Yusuf Kaplan: Türkiye'de gazete de, medya da yok!
Yeni Şafak yazarı Yusuf Kaplan bugünkü yazısında Türkiye'nin medya ve haber dilini masaya yatırdı.
Hükümetin Suriye politikasına getirdiği eleştirilerle gündeme
oturan Yusuf Kaplan, bugün de Türkiye'de medyanın durumunu
yazdı.
Yusuf Kaplan :"Türkiye'de gazetecilik yapılmıyor. Haberlerin dili
haber tekniğiyle değil, büsbütün yorum ve empozisyon yüklü,
irrasyonel, hissî ve en vulger anlamıyla ideolojik bir dildir"
İŞTE KAPLAN'IN YAZISI
Türkiye'nin medya rejimi, hem kaotik bir görünüm arzediyor hem de
tam anlamıyla yabancılaştırıcı, mankurtlaştırıcı ve sömürgeci bir
işlev görüyor.
Oysa bu ülkede, dünya çapında güçlü medyalar kurmamız gerekiyor.
Dünya bize bakıyor, bizim ne söyleyeceğimizi merak ediyor.
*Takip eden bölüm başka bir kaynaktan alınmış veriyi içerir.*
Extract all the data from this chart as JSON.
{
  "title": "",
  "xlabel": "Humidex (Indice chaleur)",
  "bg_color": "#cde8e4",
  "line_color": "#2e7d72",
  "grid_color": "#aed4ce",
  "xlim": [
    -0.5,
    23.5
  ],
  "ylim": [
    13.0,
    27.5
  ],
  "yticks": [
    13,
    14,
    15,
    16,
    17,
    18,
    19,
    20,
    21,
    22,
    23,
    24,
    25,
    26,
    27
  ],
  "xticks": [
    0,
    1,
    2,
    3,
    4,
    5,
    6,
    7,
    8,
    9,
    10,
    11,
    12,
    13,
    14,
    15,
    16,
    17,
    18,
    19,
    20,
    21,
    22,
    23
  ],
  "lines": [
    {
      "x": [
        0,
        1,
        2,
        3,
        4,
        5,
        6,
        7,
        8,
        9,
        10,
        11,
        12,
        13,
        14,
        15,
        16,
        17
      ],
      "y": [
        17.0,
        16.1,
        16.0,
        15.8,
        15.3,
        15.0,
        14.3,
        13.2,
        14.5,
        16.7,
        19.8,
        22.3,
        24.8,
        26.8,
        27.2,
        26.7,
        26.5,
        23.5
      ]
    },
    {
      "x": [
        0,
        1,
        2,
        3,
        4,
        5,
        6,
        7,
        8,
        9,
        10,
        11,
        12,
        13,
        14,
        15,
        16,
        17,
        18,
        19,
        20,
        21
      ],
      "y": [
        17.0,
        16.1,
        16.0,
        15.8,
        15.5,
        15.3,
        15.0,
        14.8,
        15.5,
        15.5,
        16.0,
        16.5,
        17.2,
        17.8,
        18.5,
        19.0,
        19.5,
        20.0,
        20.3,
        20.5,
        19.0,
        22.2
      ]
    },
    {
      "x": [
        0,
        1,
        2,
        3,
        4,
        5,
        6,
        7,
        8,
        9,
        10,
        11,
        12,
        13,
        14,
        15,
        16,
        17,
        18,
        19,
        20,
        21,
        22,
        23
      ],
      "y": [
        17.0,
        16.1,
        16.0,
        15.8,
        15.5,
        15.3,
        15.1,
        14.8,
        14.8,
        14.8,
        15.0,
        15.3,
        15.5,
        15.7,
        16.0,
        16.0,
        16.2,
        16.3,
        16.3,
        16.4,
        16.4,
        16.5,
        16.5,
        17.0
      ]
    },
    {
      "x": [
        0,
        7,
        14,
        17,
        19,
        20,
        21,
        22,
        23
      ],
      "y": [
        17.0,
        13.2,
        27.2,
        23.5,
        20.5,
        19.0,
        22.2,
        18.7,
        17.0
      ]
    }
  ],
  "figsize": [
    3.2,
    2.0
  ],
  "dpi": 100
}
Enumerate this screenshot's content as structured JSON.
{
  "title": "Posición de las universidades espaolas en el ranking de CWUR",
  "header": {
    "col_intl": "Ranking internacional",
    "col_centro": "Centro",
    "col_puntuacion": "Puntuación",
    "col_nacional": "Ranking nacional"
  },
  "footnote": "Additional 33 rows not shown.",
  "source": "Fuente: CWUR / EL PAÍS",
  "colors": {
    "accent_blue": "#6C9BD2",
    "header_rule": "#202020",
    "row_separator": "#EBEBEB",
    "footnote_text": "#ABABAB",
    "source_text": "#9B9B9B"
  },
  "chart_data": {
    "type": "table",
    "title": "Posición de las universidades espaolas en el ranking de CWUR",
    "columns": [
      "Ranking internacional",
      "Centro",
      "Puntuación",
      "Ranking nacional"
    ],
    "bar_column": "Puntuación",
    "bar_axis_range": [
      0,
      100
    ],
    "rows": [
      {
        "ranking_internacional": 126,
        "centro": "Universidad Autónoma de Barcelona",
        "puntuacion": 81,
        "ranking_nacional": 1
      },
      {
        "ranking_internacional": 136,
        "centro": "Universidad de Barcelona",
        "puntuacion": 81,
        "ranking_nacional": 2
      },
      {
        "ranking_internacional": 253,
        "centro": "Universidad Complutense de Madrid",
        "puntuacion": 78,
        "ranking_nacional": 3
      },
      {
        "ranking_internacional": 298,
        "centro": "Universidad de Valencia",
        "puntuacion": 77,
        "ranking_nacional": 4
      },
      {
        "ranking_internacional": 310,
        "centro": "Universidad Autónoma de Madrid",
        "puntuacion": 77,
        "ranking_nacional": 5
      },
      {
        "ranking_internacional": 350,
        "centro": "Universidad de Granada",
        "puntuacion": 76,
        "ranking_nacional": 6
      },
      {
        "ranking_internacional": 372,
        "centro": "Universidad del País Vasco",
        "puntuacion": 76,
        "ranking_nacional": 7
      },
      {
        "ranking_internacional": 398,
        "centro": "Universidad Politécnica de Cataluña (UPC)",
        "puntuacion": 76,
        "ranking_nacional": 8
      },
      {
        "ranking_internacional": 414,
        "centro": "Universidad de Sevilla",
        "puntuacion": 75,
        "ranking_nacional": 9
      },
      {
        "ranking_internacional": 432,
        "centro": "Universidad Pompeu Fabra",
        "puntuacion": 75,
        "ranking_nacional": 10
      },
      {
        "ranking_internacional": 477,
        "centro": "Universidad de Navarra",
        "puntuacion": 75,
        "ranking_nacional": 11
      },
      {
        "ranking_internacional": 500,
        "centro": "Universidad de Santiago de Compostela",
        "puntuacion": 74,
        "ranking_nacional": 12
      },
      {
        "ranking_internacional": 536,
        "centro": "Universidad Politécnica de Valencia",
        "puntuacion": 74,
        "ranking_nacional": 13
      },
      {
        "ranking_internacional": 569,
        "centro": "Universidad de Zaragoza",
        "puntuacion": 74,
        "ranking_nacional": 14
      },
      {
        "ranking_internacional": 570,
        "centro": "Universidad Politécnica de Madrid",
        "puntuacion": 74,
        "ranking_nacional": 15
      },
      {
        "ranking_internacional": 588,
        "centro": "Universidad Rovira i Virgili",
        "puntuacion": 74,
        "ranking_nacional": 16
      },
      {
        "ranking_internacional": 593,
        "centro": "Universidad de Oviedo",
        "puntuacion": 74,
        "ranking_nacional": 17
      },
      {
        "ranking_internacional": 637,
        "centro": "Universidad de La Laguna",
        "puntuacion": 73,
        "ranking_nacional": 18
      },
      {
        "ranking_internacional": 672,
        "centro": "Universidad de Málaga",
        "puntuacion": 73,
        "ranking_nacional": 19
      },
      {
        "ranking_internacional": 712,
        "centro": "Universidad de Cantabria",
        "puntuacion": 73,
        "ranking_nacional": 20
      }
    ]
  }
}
Medyada yoksanız, yoksunuz ve yok olmaktan kurtulamazsınız,
demektir. Medyanın bütün tartışmalı, ruhsuz, ötekileştirici
yapısına ve yanlarına rağmen bu gerçek böyledir.
Bugün sütunumu, tam 17 yıl önce burada yayımlanan bir yazıma
ayırıyorum. Küçük değişikliklerle yazıyı aynen yayımlıyorum.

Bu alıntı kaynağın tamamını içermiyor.